“As a scientist, inventor, and engineer, particularly in imaging and medical microscopy, Royal Raymond Rife was a genius.”
He was to medical optics what Nikola Tesla was to physics.
In 1913, industrial tycoon Henry Timken of the Timken Roller Bearing Company in Canton, Ohio, sought Rife’s help to solve a manufacturing problem. The solution was a scanning machine that could evaluate the quality of the steel used in the company’s roller bearings before going into production.
The scanner improved the quality of the company’s products and streamlined production to such a degree that Timken was overjoyed. When he learned that Rife’s passion was medical imaging, Timken gave him his full financial support and set him up at the family’s estate in San Diego to create his personal lab. No expense was too great and nothing was held back.
Rife’s previous work had led him to believe that microorganisms (bacteria, viruses, and parasites) were at the root of all disease.
To prove his theory, he had to see these pathogens in their live state during his experiments, some of which were so small, particularly viruses, that no imaging equipment existed that could come close to viewing them.
That wasn’t a stumbling block to Rife. As a mechanical engineer and microscopy expert, he built a microscope that could magnify 60,000 times, and the superior magnification was equaled by its resolution.
The microorganisms Rife was viewing were so infinitesimally small that the atoms in the chemical stain normally used to expose microorganisms would have obscured them. Instead Rife’s microscope used monochromatic light that caused the organism to fluoresce.
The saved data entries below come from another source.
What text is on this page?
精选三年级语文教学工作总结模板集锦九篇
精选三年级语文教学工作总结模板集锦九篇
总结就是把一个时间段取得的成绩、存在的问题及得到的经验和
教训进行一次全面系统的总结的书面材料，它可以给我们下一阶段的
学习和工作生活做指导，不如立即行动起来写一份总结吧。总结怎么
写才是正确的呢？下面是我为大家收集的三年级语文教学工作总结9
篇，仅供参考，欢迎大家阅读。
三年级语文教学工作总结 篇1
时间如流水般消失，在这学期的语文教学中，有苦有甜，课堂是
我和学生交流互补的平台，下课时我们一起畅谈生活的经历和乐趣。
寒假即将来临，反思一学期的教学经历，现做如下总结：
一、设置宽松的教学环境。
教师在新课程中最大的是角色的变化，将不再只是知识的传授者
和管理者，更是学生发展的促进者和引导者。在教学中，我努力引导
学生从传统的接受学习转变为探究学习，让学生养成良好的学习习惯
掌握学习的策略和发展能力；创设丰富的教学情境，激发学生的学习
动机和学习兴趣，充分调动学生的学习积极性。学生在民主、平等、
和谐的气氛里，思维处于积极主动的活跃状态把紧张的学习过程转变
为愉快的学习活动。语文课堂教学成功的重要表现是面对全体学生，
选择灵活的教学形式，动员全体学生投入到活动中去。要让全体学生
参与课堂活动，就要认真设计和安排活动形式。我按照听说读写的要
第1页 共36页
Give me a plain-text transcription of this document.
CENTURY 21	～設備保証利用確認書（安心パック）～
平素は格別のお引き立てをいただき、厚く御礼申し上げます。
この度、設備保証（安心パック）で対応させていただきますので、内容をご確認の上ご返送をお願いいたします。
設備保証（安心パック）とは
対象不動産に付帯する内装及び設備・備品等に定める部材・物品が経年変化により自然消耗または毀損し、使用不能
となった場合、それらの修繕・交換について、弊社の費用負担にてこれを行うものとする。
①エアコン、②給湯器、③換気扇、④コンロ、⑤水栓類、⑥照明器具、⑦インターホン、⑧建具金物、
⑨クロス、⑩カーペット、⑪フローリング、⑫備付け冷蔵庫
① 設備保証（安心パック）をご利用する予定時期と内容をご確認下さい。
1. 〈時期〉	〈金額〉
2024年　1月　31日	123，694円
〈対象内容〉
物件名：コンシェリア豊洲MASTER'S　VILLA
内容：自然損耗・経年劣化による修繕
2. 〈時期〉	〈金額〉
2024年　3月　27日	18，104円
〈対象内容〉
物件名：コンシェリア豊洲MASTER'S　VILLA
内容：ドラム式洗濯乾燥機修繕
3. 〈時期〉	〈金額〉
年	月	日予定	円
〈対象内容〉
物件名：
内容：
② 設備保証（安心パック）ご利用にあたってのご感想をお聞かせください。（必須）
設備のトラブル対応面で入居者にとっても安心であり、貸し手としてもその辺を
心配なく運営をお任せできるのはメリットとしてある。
Rife could identify the virus he was observing by the color it refracted.
Years later in 1944, both the Journal of the Franklin Institute for Scientific and Mechanical Arts and The Smithsonian featured the Rife Universal Microscope alongside the newly created electron microscope in articles on emerging technology in optics. In The Smithsonian article entitled “The New Microscopes,” three micrographs from the Rife Universal Microscope were printed. The resolution of those images was unmatched by any existing technology, including the electron microscope. In fact they’re still unmatched even by today’s technology.
What’s more, those images were taken ten years prior by Rife in 1934.